Alexandrov geometry studies metric spaces from an axiomatic point of view. These axioms are very similar to the axioms of Euclid, the main difference is that a certain equality is exchanged to the so called comparison inequality. It makes it possible to consider a wide variety of metric spaces, which are important in modern geometry, and to study them using the same old intuition known since Euclid. This theory has fruitful applications in group theory, in particular group actions and also in Riemannian geometry. Singular spaces appear naturally in many problems and the advantage of Alexandrov geometry lies in the ability to work with many such spaces directly. The PI also aims to advise PhD students, complete writing two textbooks (one advanced graduate and another undergraduate level), continue editorial service for the highly regarded mathematical journal, Geometric and Functional Analysis, and participate in the MASS summer undergraduate research program at Penn State.

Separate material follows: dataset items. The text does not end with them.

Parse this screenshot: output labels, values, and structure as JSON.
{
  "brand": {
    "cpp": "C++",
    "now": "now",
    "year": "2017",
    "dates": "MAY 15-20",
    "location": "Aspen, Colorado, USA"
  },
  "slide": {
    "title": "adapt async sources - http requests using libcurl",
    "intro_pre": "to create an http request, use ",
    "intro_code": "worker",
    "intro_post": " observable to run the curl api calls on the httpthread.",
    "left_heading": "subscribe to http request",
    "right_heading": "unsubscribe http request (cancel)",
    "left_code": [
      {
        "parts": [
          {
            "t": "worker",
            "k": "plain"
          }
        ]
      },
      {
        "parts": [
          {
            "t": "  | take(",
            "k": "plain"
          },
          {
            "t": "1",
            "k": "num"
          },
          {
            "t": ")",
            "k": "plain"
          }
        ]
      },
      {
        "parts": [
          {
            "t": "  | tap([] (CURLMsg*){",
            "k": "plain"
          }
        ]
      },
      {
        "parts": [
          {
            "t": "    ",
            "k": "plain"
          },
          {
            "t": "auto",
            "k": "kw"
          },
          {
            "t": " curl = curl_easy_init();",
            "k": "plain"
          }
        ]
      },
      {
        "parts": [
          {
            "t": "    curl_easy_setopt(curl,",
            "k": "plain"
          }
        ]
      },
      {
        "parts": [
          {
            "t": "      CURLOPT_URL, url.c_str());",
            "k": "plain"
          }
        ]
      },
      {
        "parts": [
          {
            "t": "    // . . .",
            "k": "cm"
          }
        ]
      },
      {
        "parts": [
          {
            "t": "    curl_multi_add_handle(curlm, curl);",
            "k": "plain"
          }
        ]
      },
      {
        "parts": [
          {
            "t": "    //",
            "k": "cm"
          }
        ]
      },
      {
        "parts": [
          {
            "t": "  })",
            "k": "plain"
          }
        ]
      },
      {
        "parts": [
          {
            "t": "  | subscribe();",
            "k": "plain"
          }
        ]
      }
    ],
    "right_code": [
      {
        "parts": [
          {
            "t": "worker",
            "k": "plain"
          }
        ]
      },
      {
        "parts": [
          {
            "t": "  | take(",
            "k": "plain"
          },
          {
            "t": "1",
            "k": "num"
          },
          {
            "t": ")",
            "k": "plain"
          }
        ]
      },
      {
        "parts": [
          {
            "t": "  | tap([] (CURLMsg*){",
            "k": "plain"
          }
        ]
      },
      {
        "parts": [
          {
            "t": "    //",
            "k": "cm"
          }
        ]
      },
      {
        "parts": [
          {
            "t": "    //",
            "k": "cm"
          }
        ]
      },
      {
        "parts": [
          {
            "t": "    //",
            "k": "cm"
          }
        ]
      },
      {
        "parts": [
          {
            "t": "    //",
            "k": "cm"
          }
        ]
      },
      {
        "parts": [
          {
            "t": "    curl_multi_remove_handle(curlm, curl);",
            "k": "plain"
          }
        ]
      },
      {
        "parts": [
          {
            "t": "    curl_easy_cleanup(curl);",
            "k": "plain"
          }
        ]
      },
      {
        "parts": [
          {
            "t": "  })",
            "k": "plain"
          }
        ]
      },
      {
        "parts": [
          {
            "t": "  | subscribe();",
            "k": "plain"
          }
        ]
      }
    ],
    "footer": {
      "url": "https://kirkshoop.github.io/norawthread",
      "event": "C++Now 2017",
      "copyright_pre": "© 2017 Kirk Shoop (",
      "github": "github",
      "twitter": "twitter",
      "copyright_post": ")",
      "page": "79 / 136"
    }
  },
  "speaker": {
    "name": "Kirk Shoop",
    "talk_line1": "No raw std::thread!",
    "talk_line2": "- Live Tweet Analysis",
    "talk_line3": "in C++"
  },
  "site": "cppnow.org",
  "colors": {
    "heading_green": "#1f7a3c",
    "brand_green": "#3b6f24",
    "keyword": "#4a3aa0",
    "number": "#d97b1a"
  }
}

The proposed research is divided into the following main parts: The study of a new type of metric comparisons introduced by PI with collaborators. The spaces satisfying these comparisons are far from being understood. Some strong connections to the quotients by groups of isometries and to the spaces with continuity property of optimal transport have been found already. The approximation of polyhedral spaces by smooth Riemannian manifold with a curvature bound. This subject might provide a tool that could be useful in the piecewise linear world as well as in the smooth world. The study of a certain construction that provides a link between Alexandrov spaces with non-positive curvature and discrete isometric group actions on the Euclidean space. The study of the limit behavior of curvature integrals for collapsing sequences of Riemannian manifolds.
This award reflects NSF's statutory mission and has been deemed worthy of support through evaluation using the Foundation's intellectual merit and broader impacts review criteria.